According to Basketter and Scholes (1992), LLNA detects chemicals that exhibit a strong sensitization potential in the GPMT. For chemicals classified as moderate sensitizers in the GPMT, LLNA is usually positive or provides an indication of sensitizing activity (that is not sufficient to satisfy the current criteria for regarding the result as positive). Weaker sensitizers in the GPMT are usually not detected by the LLNA. Therefore, it may be assumed that the conclusion of the GPMT study (Nomura, 2002) presents enough of a sensitive result and the non-linear response in the LLNA study may be regarded as equivocal.

Conclusion:

The positive result of LLNA study is not linear and shows no dose-proportionality. Therefore, it may be assumed that the result of GPMT describing non-sensitizing properties of Pigment Red 81:4 is more reliable than the result of LLNA, where the result was equivocal.

Therefore, greater reliance should be placed on the GPMT study result.

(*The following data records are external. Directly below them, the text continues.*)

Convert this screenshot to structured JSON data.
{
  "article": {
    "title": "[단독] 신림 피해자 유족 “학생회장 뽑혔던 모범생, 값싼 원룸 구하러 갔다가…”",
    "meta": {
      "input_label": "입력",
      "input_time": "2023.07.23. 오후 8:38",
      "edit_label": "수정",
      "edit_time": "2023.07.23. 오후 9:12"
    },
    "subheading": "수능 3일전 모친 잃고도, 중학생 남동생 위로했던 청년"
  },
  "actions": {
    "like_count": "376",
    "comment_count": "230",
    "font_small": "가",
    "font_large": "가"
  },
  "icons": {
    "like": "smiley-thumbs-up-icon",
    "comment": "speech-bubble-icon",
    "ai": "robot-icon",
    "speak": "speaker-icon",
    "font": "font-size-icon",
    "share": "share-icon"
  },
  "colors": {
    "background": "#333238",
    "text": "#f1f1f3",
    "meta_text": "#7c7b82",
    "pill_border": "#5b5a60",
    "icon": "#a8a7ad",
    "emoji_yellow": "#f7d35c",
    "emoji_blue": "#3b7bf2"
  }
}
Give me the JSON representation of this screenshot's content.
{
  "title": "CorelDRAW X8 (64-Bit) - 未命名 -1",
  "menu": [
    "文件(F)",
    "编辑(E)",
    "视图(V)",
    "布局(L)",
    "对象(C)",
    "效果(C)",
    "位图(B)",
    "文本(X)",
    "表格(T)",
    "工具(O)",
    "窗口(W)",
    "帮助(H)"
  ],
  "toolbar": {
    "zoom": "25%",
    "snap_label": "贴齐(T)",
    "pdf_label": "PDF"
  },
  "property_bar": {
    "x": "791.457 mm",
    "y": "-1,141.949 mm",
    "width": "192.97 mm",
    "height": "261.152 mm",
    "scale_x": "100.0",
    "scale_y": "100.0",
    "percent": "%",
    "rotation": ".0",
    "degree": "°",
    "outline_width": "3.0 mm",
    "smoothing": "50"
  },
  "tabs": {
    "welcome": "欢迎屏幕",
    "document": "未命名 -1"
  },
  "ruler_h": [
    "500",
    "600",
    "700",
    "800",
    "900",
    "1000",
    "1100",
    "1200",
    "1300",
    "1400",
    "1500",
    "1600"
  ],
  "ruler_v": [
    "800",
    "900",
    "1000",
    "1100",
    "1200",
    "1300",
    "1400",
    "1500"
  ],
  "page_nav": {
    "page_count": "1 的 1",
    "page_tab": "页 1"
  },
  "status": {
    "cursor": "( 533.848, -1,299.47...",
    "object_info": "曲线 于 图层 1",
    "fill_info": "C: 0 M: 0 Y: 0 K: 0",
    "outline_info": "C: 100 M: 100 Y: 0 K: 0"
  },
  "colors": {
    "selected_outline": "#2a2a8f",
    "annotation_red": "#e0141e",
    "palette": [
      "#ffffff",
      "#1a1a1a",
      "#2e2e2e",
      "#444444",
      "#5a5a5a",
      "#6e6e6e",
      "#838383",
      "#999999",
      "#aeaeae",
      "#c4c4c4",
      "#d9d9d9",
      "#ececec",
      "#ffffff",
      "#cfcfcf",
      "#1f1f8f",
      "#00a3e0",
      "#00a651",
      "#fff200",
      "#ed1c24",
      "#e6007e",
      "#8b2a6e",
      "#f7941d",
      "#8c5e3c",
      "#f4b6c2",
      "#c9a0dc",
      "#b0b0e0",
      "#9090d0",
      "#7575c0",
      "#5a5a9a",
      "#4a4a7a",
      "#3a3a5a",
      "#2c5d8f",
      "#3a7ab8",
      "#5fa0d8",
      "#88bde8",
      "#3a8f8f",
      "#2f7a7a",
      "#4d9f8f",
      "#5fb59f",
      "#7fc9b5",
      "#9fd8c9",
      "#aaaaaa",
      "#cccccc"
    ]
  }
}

Migrated from Short description of key information:

Based on the results of the GPMT study, the test substance does not induce skin sensitization. The results of the LLNA study were equivocal.

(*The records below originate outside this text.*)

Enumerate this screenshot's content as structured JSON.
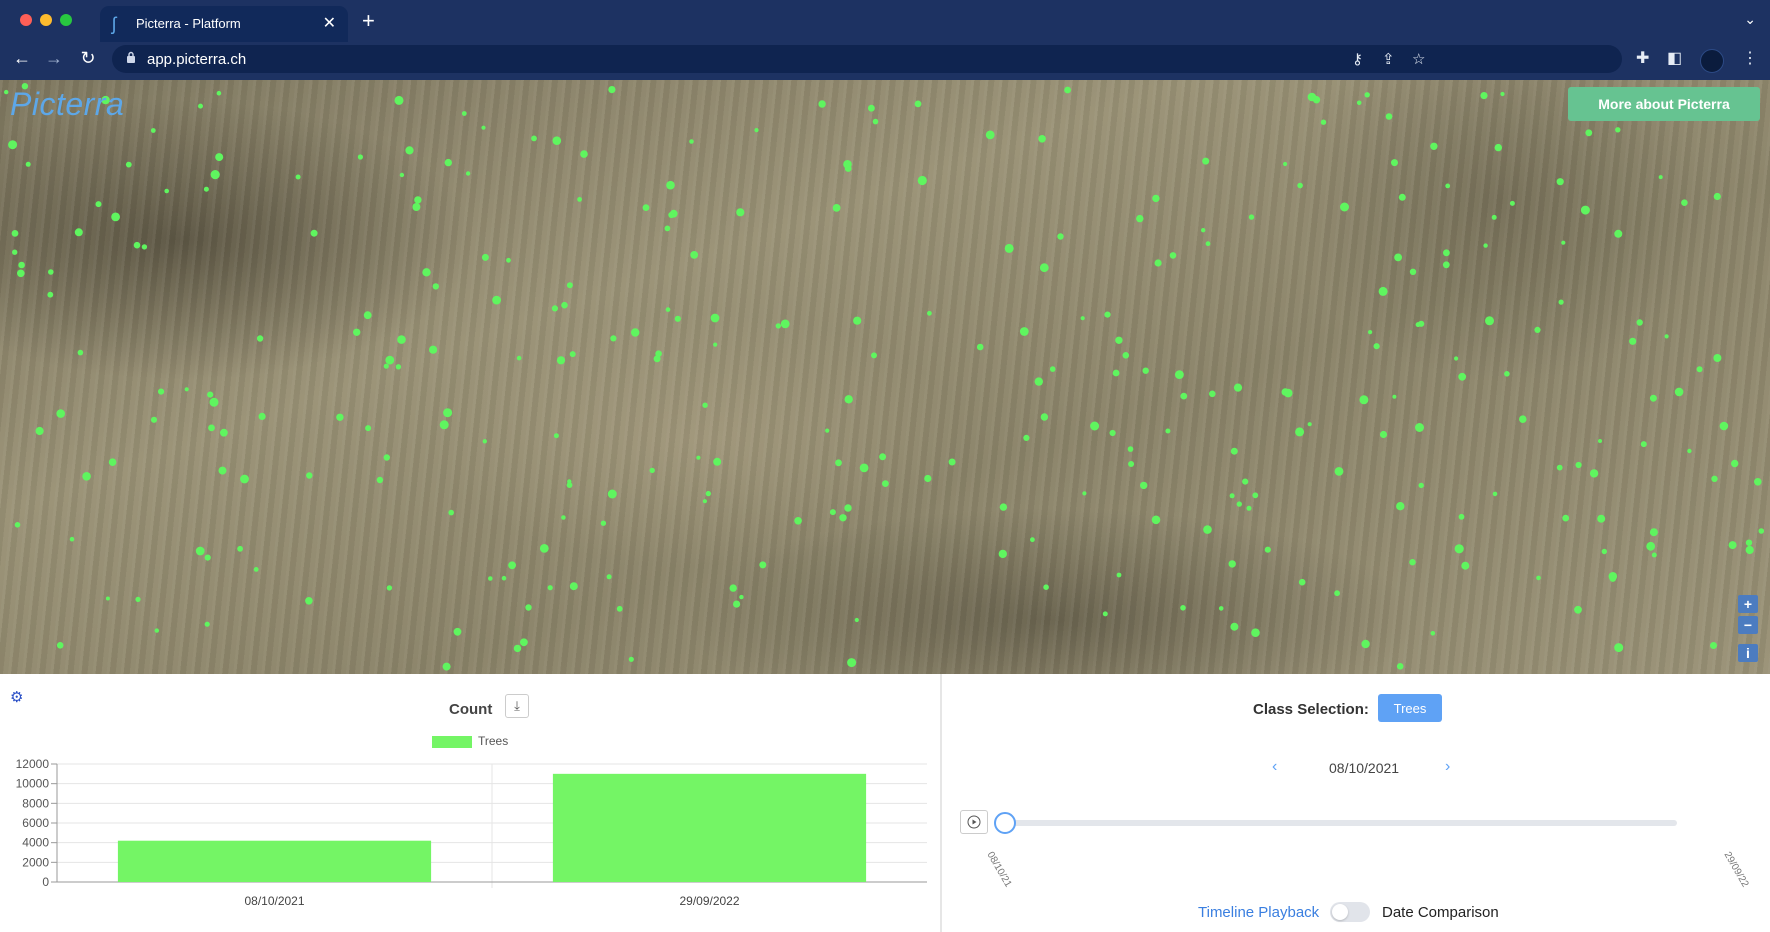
{
  "browser": {
    "tab_title": "Picterra - Platform",
    "url": "app.picterra.ch",
    "tab_close": "✕",
    "new_tab": "+",
    "tab_menu": "⌄"
  },
  "map": {
    "logo_text": "Picterra",
    "more_button": "More about Picterra",
    "zoom_in": "+",
    "zoom_out": "−",
    "info": "i",
    "detection_color": "#5ff55f"
  },
  "chart_panel": {
    "title": "Count",
    "legend": "Trees"
  },
  "chart_data": {
    "type": "bar",
    "categories": [
      "08/10/2021",
      "29/09/2022"
    ],
    "series": [
      {
        "name": "Trees",
        "values": [
          4200,
          11000
        ],
        "color": "#74f565"
      }
    ],
    "ylim": [
      0,
      12000
    ],
    "yticks": [
      0,
      2000,
      4000,
      6000,
      8000,
      10000,
      12000
    ],
    "grid": true,
    "legend_position": "top"
  },
  "timeline_panel": {
    "class_label": "Class Selection:",
    "class_button": "Trees",
    "current_date": "08/10/2021",
    "start_tick": "08/10/21",
    "end_tick": "29/09/22",
    "playback_label": "Timeline Playback",
    "comparison_label": "Date Comparison",
    "slider_position": 0,
    "toggle_on": false
  }
}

Justification for selection of skin sensitisation endpoint:

The GPMT performed with the test item is a reliable study (according to OECD TG 406 and under GLP) and can be used as key study for the test item registration. The LLNA study is performed according to the OECD TG 429 and under GLP; however the interpretation of the result may be contested due to non-conformity with ICCVAM LLNA Performance Standards (2009).

Based on the mentioned reasons, it is considered that the GPMT study is the  key study.

Justification for classification or non-classification

Skin Sensitization:

Based on an evaluation of the available study data, it is concluded that the results of the GPMT are of greater reliability than the results of the LLNA study (equivocal) and that greater reliance shall be placed on the GPMT study.

In the GPMT study the substance was identified as a non-sensitizer as it did not induce skin sensitization under the conditions of the study.

The substance is therefore not classified for skin sensitization.